Thomas Burris, Ph.D., Professor and Chair of Pharmacological and Physiological Science, recently published an article in Cancer Cell. The article details his research on stopping cancer cell growth by targeting the energy source that tumors use to grow.

Cancer cells almost always prefer glucose as their energy source and use glycolysis, also called the Warburg effect, to reproduce. The researchers found that a drug they developed, SR9243, can inhibit the Warburg effect by inducing the nuclear receptor, liver-X-receptor (LXR), which regulates the expression of key glycolytic and lipogenic genes, thus disrupting key oncogenic metabolic pathways. The drug also induced apoptosis in tumor cells with few side effects.
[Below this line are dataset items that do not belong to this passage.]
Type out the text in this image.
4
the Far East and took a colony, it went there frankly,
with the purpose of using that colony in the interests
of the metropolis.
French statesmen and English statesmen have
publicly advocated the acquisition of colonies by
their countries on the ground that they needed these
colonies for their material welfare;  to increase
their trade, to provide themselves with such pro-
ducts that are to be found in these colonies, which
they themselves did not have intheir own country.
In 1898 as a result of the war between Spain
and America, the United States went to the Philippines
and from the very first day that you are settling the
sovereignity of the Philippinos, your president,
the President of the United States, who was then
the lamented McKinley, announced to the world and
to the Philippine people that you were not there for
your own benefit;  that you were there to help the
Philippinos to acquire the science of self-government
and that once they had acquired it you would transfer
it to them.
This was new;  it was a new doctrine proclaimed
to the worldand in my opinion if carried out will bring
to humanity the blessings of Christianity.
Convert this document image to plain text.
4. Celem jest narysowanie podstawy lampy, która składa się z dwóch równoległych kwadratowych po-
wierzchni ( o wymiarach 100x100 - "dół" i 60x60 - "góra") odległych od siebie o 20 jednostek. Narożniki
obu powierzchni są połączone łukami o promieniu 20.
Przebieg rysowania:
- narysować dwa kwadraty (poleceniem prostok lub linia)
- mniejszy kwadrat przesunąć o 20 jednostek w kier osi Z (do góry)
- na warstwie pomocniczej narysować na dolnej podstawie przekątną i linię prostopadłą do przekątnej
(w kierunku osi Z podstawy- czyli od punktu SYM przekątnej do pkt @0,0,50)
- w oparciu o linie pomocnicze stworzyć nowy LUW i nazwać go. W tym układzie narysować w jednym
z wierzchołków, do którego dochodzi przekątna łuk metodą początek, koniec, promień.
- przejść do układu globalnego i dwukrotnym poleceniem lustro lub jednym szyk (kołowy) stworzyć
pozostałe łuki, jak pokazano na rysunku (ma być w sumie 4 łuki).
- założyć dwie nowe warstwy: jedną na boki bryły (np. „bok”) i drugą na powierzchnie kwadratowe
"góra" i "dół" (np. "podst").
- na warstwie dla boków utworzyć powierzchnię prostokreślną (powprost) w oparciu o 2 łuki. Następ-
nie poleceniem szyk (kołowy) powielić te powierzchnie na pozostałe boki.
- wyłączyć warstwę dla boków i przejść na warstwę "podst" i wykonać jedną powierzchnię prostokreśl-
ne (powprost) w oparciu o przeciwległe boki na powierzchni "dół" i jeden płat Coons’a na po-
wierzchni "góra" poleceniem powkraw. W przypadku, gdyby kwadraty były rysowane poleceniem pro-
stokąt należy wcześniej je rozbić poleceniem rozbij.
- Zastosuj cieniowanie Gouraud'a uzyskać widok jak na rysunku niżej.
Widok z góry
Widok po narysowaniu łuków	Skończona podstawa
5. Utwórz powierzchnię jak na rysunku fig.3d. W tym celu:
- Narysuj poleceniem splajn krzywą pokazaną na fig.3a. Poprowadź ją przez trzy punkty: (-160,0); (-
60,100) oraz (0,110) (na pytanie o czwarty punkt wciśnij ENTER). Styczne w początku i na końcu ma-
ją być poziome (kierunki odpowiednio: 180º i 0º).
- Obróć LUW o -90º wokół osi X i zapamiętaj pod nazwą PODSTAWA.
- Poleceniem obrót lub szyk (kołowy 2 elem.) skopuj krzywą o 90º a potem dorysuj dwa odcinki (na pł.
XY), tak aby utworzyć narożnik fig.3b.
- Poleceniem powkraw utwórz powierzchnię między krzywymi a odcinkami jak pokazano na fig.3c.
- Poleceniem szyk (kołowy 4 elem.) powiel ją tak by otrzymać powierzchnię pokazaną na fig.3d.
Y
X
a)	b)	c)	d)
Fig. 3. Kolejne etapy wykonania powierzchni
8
So far, SR9243 has been tested in cultured cancer cells and in some animal models with promising results for some cancers, including lung, prostate, and colorectal cancer. There is also evidence that SR9243 could increase the effectiveness of existing chemotherapy drugs when they are used in combination.

For more information, read the full article in Newslink.

Increasing Bone Formation in Osteoporosis
May 29, 2015

Rajeev Aurora, Ph.D., Associate Professor of Molecular Microbiology and Immunology, published an article in the May 2015 issue of the Journal of Bone and Mineral Research. The article details his research on the causes of bone resorption and formation in osteoporosis.

The group showed that the protein, RANKL (receptor-activator of NF-kappa B ligand), stimulates osteoclasts and induces a pathway of bone resorption in high doses, causing bone disorders such as osteoporosis, periodontitis, and rheumatoid arthritis. However, they found that when RANKL was given to mice in small doses, it had the opposite effect of suppressing osteoclast activity and increasing bone formation. Their research has potential clinical significance in developing new treatments for bone disorders.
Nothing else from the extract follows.